Running the Tangents in a marathon can shave minutes off your time. Most people assume the marathon is exactly 26.2 miles. This is true, but only if you run the shortest legal route possible and even then you will run a little extra. Each course is measured on its shortest possible route, called the route line. When the course is measured and laid out a small amount of padding is built in to ensure the course complies.

Follow this link to see the USTAF  guidelines.


With the advent of GPS tracking may runners found they were running much more than 26.2 miles. Some people were seeing an additional half or mile or further. At first the inaccuracy of GPS was given the blame. Then some  were blaming the people who measured the course. There is a small amount of padding added when measuring the course, but this is usually around 150 yards. The problem is many runners including  elites runners do not run the the shortest distance possible.

What is a tangent?

The goal is to run as close to the tangents as possible. So what is a tangent? It is the shortest line possible to run between two given points. The only time you ever want to be off the route line is to get water, avoid traffic, run in the shade on a hot day, or run on a surface that is superior to the tangent line. However, most people aren’t aware of the route line and end up running much further. These runners can add enough extra distance to affect their time adversely. By running a marathon course correctly, it is possible to knock anywhere from 3 to 5 minutes or more off your time compared to a runner who stays on the center line.

Let’s take the New York City marathon, for example. Once runners enter Central Park, there are 46 turns. People not running the tangents,  can be add around two to three seconds per turn. For just this portion of the race, one can add as much 2-3 minutes depend on your pace! Many runners tend to stay on or near the center-line for the entire race. Even when there is a 90-degree turn where the inside curb was 30 feet away, they still tend stay on or near the center line.

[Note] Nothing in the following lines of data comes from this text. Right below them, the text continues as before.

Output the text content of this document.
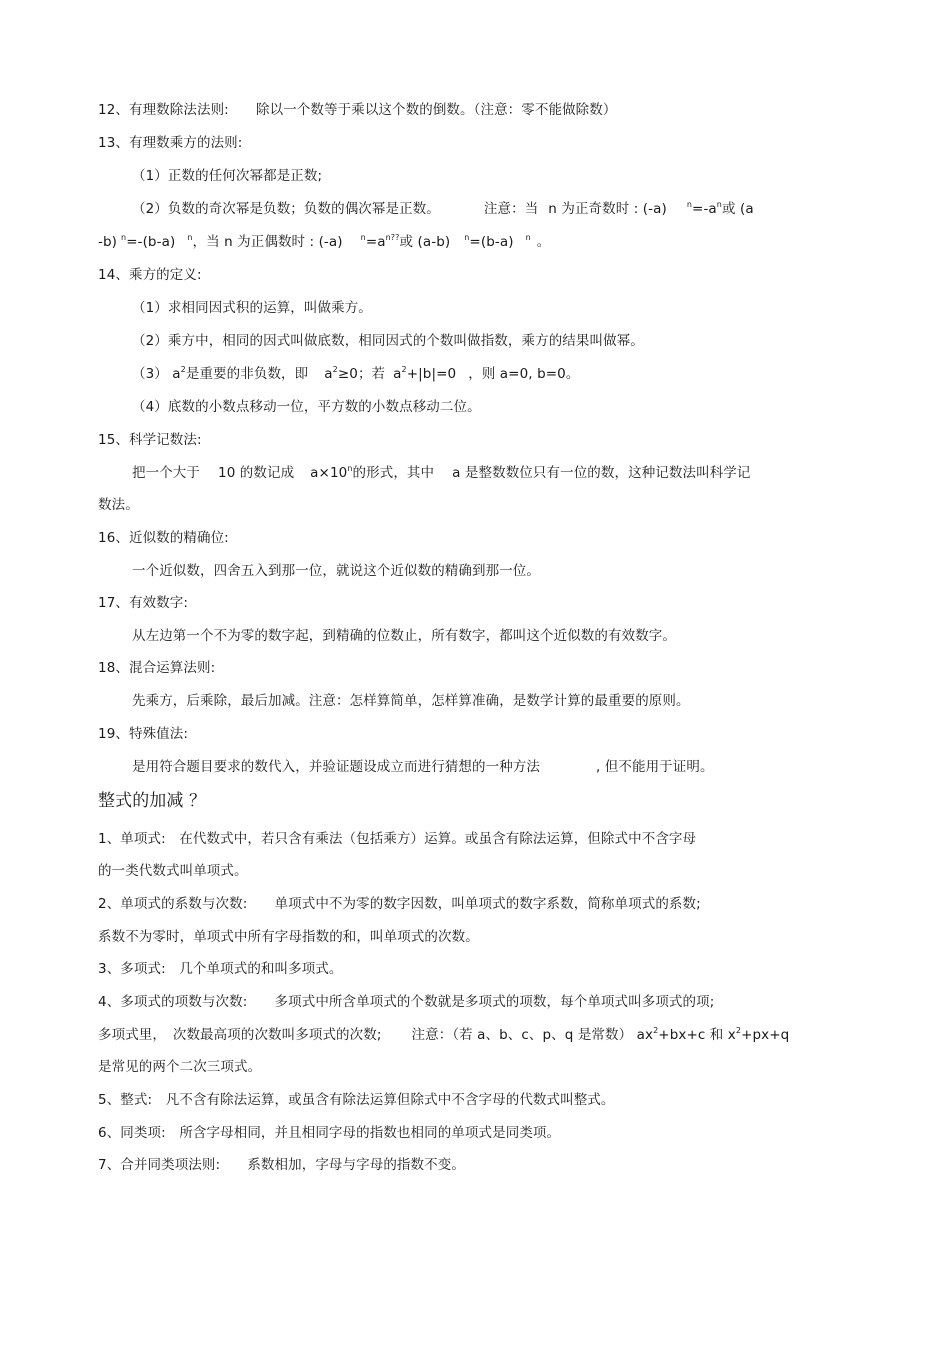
12、有理数除法法则:　　除以一个数等于乘以这个数的倒数。（注意：零不能做除数）
13、有理数乘方的法则:
（1）正数的任何次幂都是正数;
（2）负数的奇次幂是负数；负数的偶次幂是正数。	注意：当 n 为正奇数时 : (-a)	$^n=-a^n$或 (a
-b) $^n$=-(b-a) $^n$，当 n 为正偶数时 : (-a) $^n=a^{n??}$或 (a-b) $^n$=(b-a) $^n$ 。
14、乘方的定义:
（1）求相同因式积的运算，叫做乘方。
（2）乘方中，相同的因式叫做底数，相同因式的个数叫做指数，乘方的结果叫做幂。
（3） $a^2$是重要的非负数，即 $a^2\ge 0$；若 $a^2+|b|=0$ ，则 a=0, b=0。
（4）底数的小数点移动一位，平方数的小数点移动二位。
15、科学记数法:
把一个大于 10 的数记成 $a\times 10^n$的形式，其中 a 是整数数位只有一位的数，这种记数法叫科学记
数法。
16、近似数的精确位:
一个近似数，四舍五入到那一位，就说这个近似数的精确到那一位。
17、有效数字:
从左边第一个不为零的数字起，到精确的位数止，所有数字，都叫这个近似数的有效数字。
18、混合运算法则:
先乘方，后乘除，最后加减。注意：怎样算简单，怎样算准确，是数学计算的最重要的原则。
19、特殊值法:
是用符合题目要求的数代入，并验证题设成立而进行猜想的一种方法	, 但不能用于证明。
整式的加减 ？
1、单项式:　在代数式中，若只含有乘法（包括乘方）运算。或虽含有除法运算，但除式中不含字母
的一类代数式叫单项式。
2、单项式的系数与次数:　　单项式中不为零的数字因数，叫单项式的数字系数，简称单项式的系数;
系数不为零时，单项式中所有字母指数的和，叫单项式的次数。
3、多项式:　几个单项式的和叫多项式。
4、多项式的项数与次数:　　多项式中所含单项式的个数就是多项式的项数，每个单项式叫多项式的项;
多项式里，　次数最高项的次数叫多项式的次数; 注意：（若 a、b、c、p、q 是常数） $ax^2+bx+c$ 和 $x^2+px+q$
是常见的两个二次三项式。
5、整式:　凡不含有除法运算，或虽含有除法运算但除式中不含字母的代数式叫整式。
6、同类项:　所含字母相同，并且相同字母的指数也相同的单项式是同类项。
7、合并同类项法则:　　系数相加，字母与字母的指数不变。
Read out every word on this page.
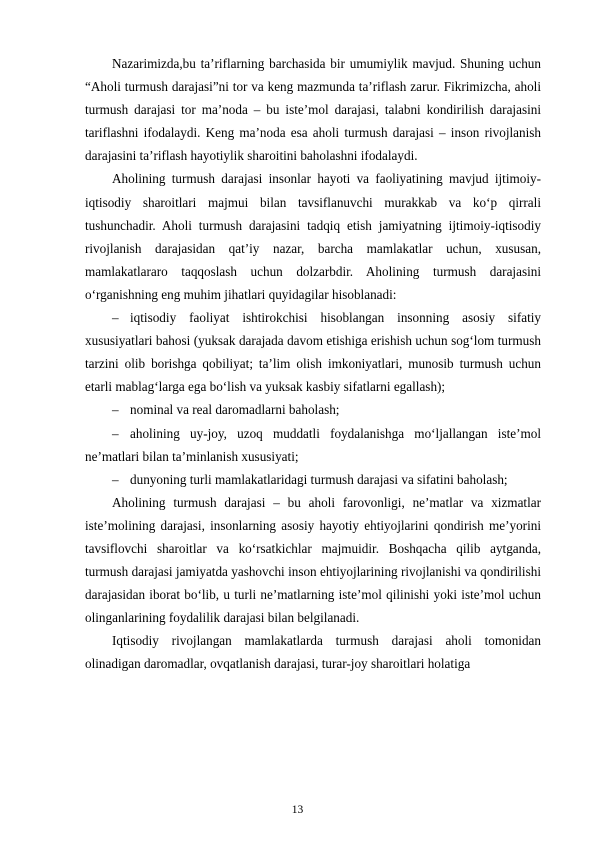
Nazarimizda,bu ta’riflarning barchasida bir umumiylik mavjud. Shuning uchun “Aholi turmush darajasi”ni tor va keng mazmunda ta’riflash zarur. Fikrimizcha, aholi turmush darajasi tor ma’noda – bu iste’mol darajasi, talabni kondirilish darajasini tariflashni ifodalaydi. Keng ma’noda esa aholi turmush darajasi – inson rivojlanish darajasini ta’riflash hayotiylik sharoitini baholashni ifodalaydi.

Aholining turmush darajasi insonlar hayoti va faoliyatining mavjud ijtimoiy- iqtisodiy sharoitlari majmui bilan tavsiflanuvchi murakkab va ko‘p qirrali tushunchadir. Aholi turmush darajasini tadqiq etish jamiyatning ijtimoiy-iqtisodiy rivojlanish darajasidan qat’iy nazar, barcha mamlakatlar uchun, xususan, mamlakatlararo taqqoslash uchun dolzarbdir. Aholining turmush darajasini o‘rganishning eng muhim jihatlari quyidagilar hisoblanadi:

– iqtisodiy faoliyat ishtirokchisi hisoblangan insonning asosiy sifatiy xususiyatlari bahosi (yuksak darajada davom etishiga erishish uchun sog‘lom turmush tarzini olib borishga qobiliyat; ta’lim olish imkoniyatlari, munosib turmush uchun etarli mablag‘larga ega bo‘lish va yuksak kasbiy sifatlarni egallash);

– nominal va real daromadlarni baholash;

– aholining uy-joy, uzoq muddatli foydalanishga mo‘ljallangan iste’mol ne’matlari bilan ta’minlanish xususiyati;

– dunyoning turli mamlakatlaridagi turmush darajasi va sifatini baholash;

Aholining turmush darajasi – bu aholi farovonligi, ne’matlar va xizmatlar iste’molining darajasi, insonlarning asosiy hayotiy ehtiyojlarini qondirish me’yorini tavsiflovchi sharoitlar va ko‘rsatkichlar majmuidir. Boshqacha qilib aytganda, turmush darajasi jamiyatda yashovchi inson ehtiyojlarining rivojlanishi va qondirilishi darajasidan iborat bo‘lib, u turli ne’matlarning iste’mol qilinishi yoki iste’mol uchun olinganlarining foydalilik darajasi bilan belgilanadi.

Iqtisodiy rivojlangan mamlakatlarda turmush darajasi aholi tomonidan olinadigan daromadlar, ovqatlanish darajasi, turar-joy sharoitlari holatiga

13
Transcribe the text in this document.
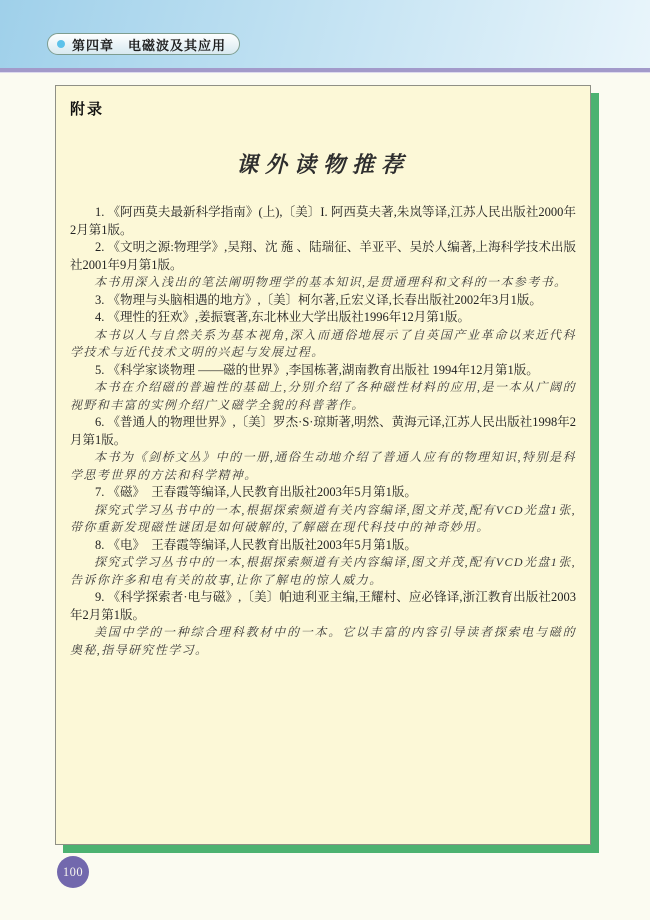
第四章　电磁波及其应用
附录
课外读物推荐

1. 《阿西莫夫最新科学指南》(上),〔美〕I. 阿西莫夫著,朱岚等译,江苏人民出版社2000年2月第1版。

2. 《文明之源:物理学》,吴翔、沈 葹 、陆瑞征、羊亚平、吴於人编著,上海科学技术出版社2001年9月第1版。

本书用深入浅出的笔法阐明物理学的基本知识,是贯通理科和文科的一本参考书。

3. 《物理与头脑相遇的地方》,〔美〕柯尔著,丘宏义译,长春出版社2002年3月1版。

4. 《理性的狂欢》,姜振寰著,东北林业大学出版社1996年12月第1版。

本书以人与自然关系为基本视角,深入而通俗地展示了自英国产业革命以来近代科学技术与近代技术文明的兴起与发展过程。

5. 《科学家谈物理 ——磁的世界》,李国栋著,湖南教育出版社 1994年12月第1版。

本书在介绍磁的普遍性的基础上,分别介绍了各种磁性材料的应用,是一本从广阔的视野和丰富的实例介绍广义磁学全貌的科普著作。

6. 《普通人的物理世界》,〔美〕罗杰·S·琼斯著,明然、黄海元译,江苏人民出版社1998年2月第1版。

本书为《剑桥文丛》中的一册,通俗生动地介绍了普通人应有的物理知识,特别是科学思考世界的方法和科学精神。

7. 《磁》　王春霞等编译,人民教育出版社2003年5月第1版。

探究式学习丛书中的一本,根据探索频道有关内容编译,图文并茂,配有VCD光盘1张,带你重新发现磁性谜团是如何破解的,了解磁在现代科技中的神奇妙用。

8. 《电》　王春霞等编译,人民教育出版社2003年5月第1版。

探究式学习丛书中的一本,根据探索频道有关内容编译,图文并茂,配有VCD光盘1张,告诉你许多和电有关的故事,让你了解电的惊人威力。

9. 《科学探索者·电与磁》,〔美〕帕迪利亚主编,王耀村、应必锋译,浙江教育出版社2003年2月第1版。

美国中学的一种综合理科教材中的一本。它以丰富的内容引导读者探索电与磁的奥秘,指导研究性学习。

100
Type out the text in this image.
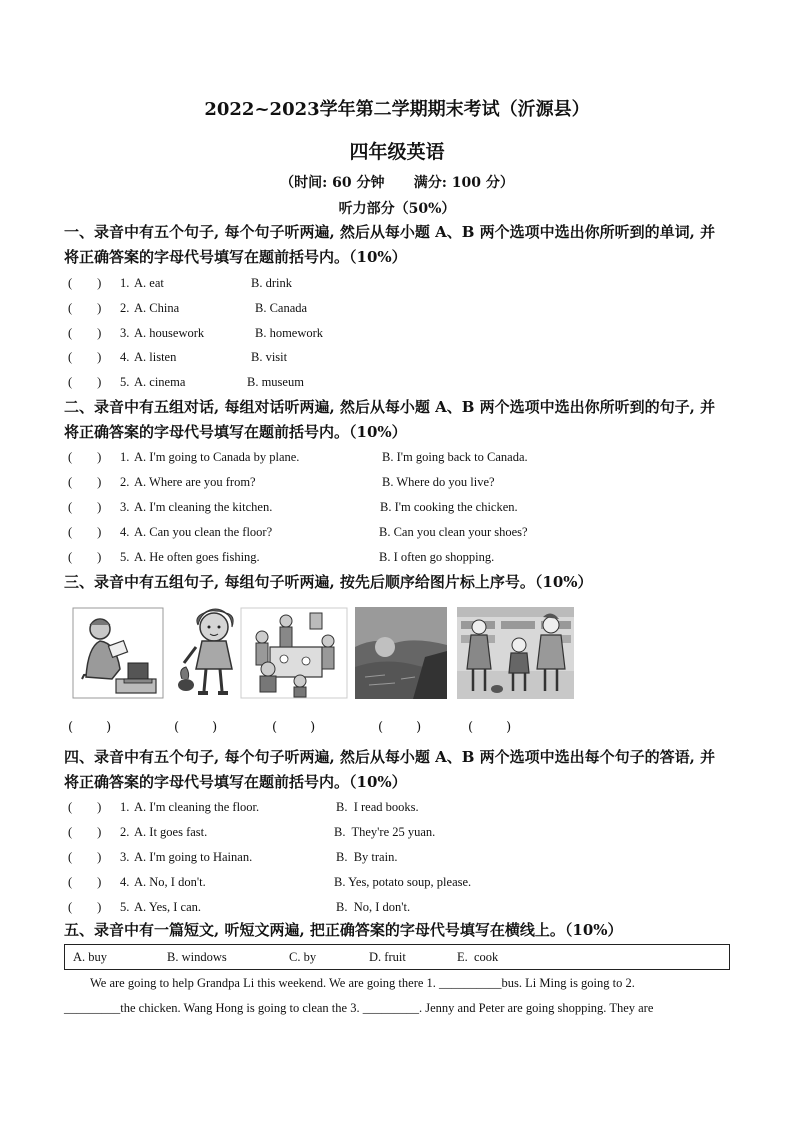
2022~2023学年第二学期期末考试（沂源县）
四年级英语
（时间: 60 分钟      满分: 100 分）
听力部分（50%）
一、录音中有五个句子, 每个句子听两遍, 然后从每小题 A、B 两个选项中选出你所听到的单词, 并将正确答案的字母代号填写在题前括号内。（10%）
(        ) 1. A. eat	B. drink
(        ) 2. A. China	B. Canada
(        ) 3. A. housework	B. homework
(        ) 4. A. listen	B. visit
(        ) 5. A. cinema	B. museum
二、录音中有五组对话, 每组对话听两遍, 然后从每小题 A、B 两个选项中选出你所听到的句子, 并将正确答案的字母代号填写在题前括号内。（10%）
(        ) 1. A. I'm going to Canada by plane.	B. I'm going back to Canada.
(        ) 2. A. Where are you from?	B. Where do you live?
(        ) 3. A. I'm cleaning the kitchen.	B. I'm cooking the chicken.
(        ) 4. A. Can you clean the floor?	B. Can you clean your shoes?
(        ) 5. A. He often goes fishing.	B. I often go shopping.
三、录音中有五组句子, 每组句子听两遍, 按先后顺序给图片标上序号。（10%）
(        )	(        )	(        )	(        )	(        )
四、录音中有五个句子, 每个句子听两遍, 然后从每小题 A、B 两个选项中选出每个句子的答语, 并将正确答案的字母代号填写在题前括号内。（10%）
(        ) 1. A. I'm cleaning the floor.	B.  I read books.
(        ) 2. A. It goes fast.	B.  They're 25 yuan.
(        ) 3. A. I'm going to Hainan.	B.  By train.
(        ) 4. A. No, I don't.	B. Yes, potato soup, please.
(        ) 5. A. Yes, I can.	B.  No, I don't.
五、录音中有一篇短文, 听短文两遍, 把正确答案的字母代号填写在横线上。（10%）
A. buy	B. windows	C. by	D. fruit	E.  cook
We are going to help Grandpa Li this weekend. We are going there 1. __________bus. Li Ming is going to 2.
_________the chicken. Wang Hong is going to clean the 3. _________. Jenny and Peter are going shopping. They are
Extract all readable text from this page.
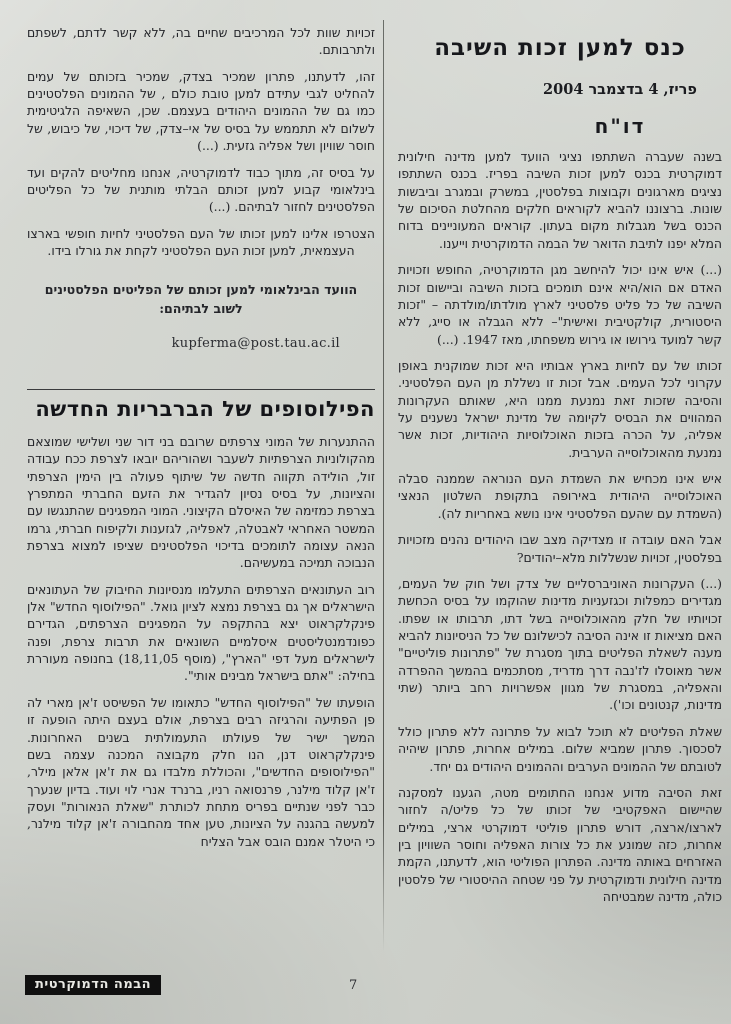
כנס למען זכות השיבה
פריז, 4 בדצמבר 2004
דו"ח

בשנה שעברה השתתפו נציגי הוועד למען מדינה חילונית דמוקרטית בכנס למען זכות השיבה בפריז. בכנס השתתפו נציגים מארגונים וקבוצות בפלסטין, במשרק ובמגרב וביבשות שונות. ברצוננו להביא לקוראים חלקים מהחלטת הסיכום של הכנס בשל מגבלות מקום בעתון. קוראים המעוניינים בדוח המלא יפנו לתיבת הדואר של הבמה הדמוקרטית וייענו.

(...) איש אינו יכול להיחשב מגן הדמוקרטיה, החופש וזכויות האדם אם הוא/היא אינם תומכים בזכות השיבה וביישום זכות השיבה של כל פליט פלסטיני לארץ מולדתו/מולדתה – "זכות היסטורית, קולקטיבית ואישית"– ללא הגבלה או סייג, ללא קשר למועד גירושו או גירוש משפחתו, מאז 1947. (...)

זכותו של עם לחיות בארץ אבותיו היא זכות שמוקנית באופן עקרוני לכל העמים. אבל זכות זו נשללת מן העם הפלסטיני. והסיבה שזכות זאת נמנעת ממנו היא, שאותם העקרונות המהווים את הבסיס לקיומה של מדינת ישראל נשענים על אפליה, על הכרה בזכות האוכלוסיות היהודיות, זכות אשר נמנעת מהאוכלוסייה הערבית.

איש אינו מכחיש את השמדת העם הנוראה שממנה סבלה האוכלוסייה היהודית באירופה בתקופת השלטון הנאצי (השמדת עם שהעם הפלסטיני אינו נושא באחריות לה).

אבל האם עובדה זו מצדיקה מצב שבו היהודים נהנים מזכויות בפלסטין, זכויות שנשללות מלא–יהודים?

(...) העקרונות האוניברסליים של צדק ושל חוק של העמים, מגדירים כמפלות וכגזעניות מדינות שהוקמו על בסיס הכחשת זכויותיו של חלק מהאוכלוסייה בשל דתו, תרבותו או שפתו. האם מציאות זו אינה הסיבה לכישלונם של כל הניסיונות להביא מענה לשאלת הפליטים בתוך מסגרת של "פתרונות פוליטיים" אשר מאוסלו לז'נבה דרך מדריד, מסתכמים בהמשך ההפרדה והאפליה, במסגרת של מגוון אפשרויות רחב ביותר (שתי מדינות, קנטונים וכו').

שאלת הפליטים לא תוכל לבוא על פתרונה ללא פתרון כולל לסכסוך. פתרון שמביא שלום. במילים אחרות, פתרון שיהיה לטובתם של ההמונים הערבים וההמונים היהודים גם יחד.

זאת הסיבה מדוע אנחנו החתומים מטה, הגענו למסקנה שהיישום האפקטיבי של זכותו של כל פליט/ה לחזור לארצו/ארצה, דורש פתרון פוליטי דמוקרטי ארצי, במילים אחרות, כזה שמונע את כל צורות האפליה וחוסר השוויון בין האזרחים באותה מדינה. הפתרון הפוליטי הוא, לדעתנו, הקמת מדינה חילונית ודמוקרטית על פני שטחה ההיסטורי של פלסטין כולה, מדינה שמבטיחה

זכויות שוות לכל המרכיבים שחיים בה, ללא קשר לדתם, לשפתם ולתרבותם.

זהו, לדעתנו, פתרון שמכיר בצדק, שמכיר בזכותם של עמים להחליט לגבי עתידם למען טובת כולם , של ההמונים הפלסטינים כמו גם של ההמונים היהודים בעצמם. שכן, השאיפה הלגיטימית לשלום לא תתממש על בסיס של אי–צדק, של דיכוי, של כיבוש, של חוסר שוויון ושל אפליה גזעית. (...)

על בסיס זה, מתוך כבוד לדמוקרטיה, אנחנו מחליטים להקים ועד בינלאומי קבוע למען זכותם הבלתי מותנית של כל הפליטים הפלסטינים לחזור לבתיהם. (...)

הצטרפו אלינו למען זכותו של העם הפלסטיני לחיות חופשי בארצו העצמאית, למען זכות העם הפלסטיני לקחת את גורלו בידו.

הוועד הבינלאומי למען זכותם של הפליטים הפלסטינים לשוב לבתיהם:
kupferma@post.tau.ac.il
הפילוסופים של הברבריות החדשה

ההתנערות של המוני צרפתים שרובם בני דור שני ושלישי שמוצאם מהקולוניות הצרפתיות לשעבר ושהוריהם יובאו לצרפת ככח עבודה זול, הולידה תקווה חדשה של שיתוף פעולה בין הימין הצרפתי והציונות, על בסיס נסיון להגדיר את הזעם החברתי המתפרץ בצרפת כמזימה של האיסלם הקיצוני. המוני המפגינים שהתנגשו עם המשטר האחראי לאבטלה, לאפליה, לגזענות ולקיפוח חברתי, גרמו הנאה עצומה לתומכים בדיכוי הפלסטינים שציפו למצוא בצרפת הנבוכה תמיכה במעשיהם.

רוב העתונאים הצרפתים התעלמו מנסיונות החיבוק של העתונאים הישראלים אך גם בצרפת נמצא לציון גואל. "הפילוסוף החדש" אלן פינקלקראוט יצא בהתקפה על המפגינים הצרפתים, הגדירם כפונדמנטליסטים איסלמיים השונאים את תרבות צרפת, ופנה לישראלים מעל דפי "הארץ", (מוסף 18,11,05) בחנופה מעוררת בחילה: "אתם בישראל מבינים אותי".

הופעתו של "הפילוסוף החדש" כתאומו של הפשיסט ז'אן מארי לה פן הפתיעה והרגיזה רבים בצרפת, אולם בעצם היתה הופעה זו המשך ישיר של פעולתו התעמולתית בשנים האחרונות. פינקלקראוט דנן, הנו חלק מקבוצה המכנה עצמה בשם "הפילוסופים החדשים", והכוללת מלבדו גם את ז'אן אלאן מילר, ז'אן קלוד מילנר, פרנסואה רניו, ברנרד אנרי לוי ועוד. בדיון שנערך כבר לפני שנתיים בפריס מתחת לכותרת "שאלת הנאורות" ועסק למעשה בהגנה על הציונות, טען אחד מהחבורה ז'אן קלוד מילנר, כי היטלר אמנם הובס אבל הצליח

הבמה הדמוקרטית	7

After the L.A. race, there were complaints on the bulletin boards stating the course was too long. Instead of the 26.2 miles, some runners  had readings of 26:50-27 miles. This meant these runners ran an extra 1/3 of a mile because they did not run the tangents. On average, a bulk of the runners will run an extra 0.3-0.5 miles over the course of a normal marathon. This means a runner who averages 10 minutes/mile will run an extra three minutes and 30 seconds to an extra five minutes because of the extra distance. You do not want to be one of those runners who needlessly adds five minutes to your time.


Be proactive! Once the race is underway and the crowd thins out, pay attention to what is ahead. If the course is in the city and there are only right and left turns, as you come out of a turn, determine which way the next turn is. If the turn is on the same side of the street, then do not stray to far from the curb. If the turn is on the opposite side, then mentally draw a straight line diagonally to the next corner. Be aware this may mean you have to cut in front or behind other runners! This is OK as long as you do not force anyone to break stride.  Another positive byproduct is it helps to keep you focused and engaged.


This is a map of the first mile of the LA marathon after they had changed the start to the Stadium Course. (It has since changed)

  The width of the road was about 80-100 feet wide. Many people ran  an average 60 feet from the inside line for the entire mile. This  adds an extra 376 feet just in the first mile. For a person running a ten minute mile, this  would add an extra 42 seconds.

This picture shows runners going up Temple Street in the L.A. marathon. At the bottom of the hill, the runners made a right turn onto Temple. At the top of the hill, the runners made another right turn. This street is about 80 feet wide. This means the people on the right of this picture ran an extra 160 feet just in these few short blocks. If they were running 10 minute mile pace, they added just 18 seconds to their time. In this case the ideal line is to stay as close to the right curb as possible.


With the above examples, it is easy to see how one could lose ten to twenty seconds here and there. Over the course of the marathon these seconds soon add up to minutes.

So remember, the goal is to take the same line that the course is measured on. Plot your heading after coming out of each corner. Aim for the apex of the next curve.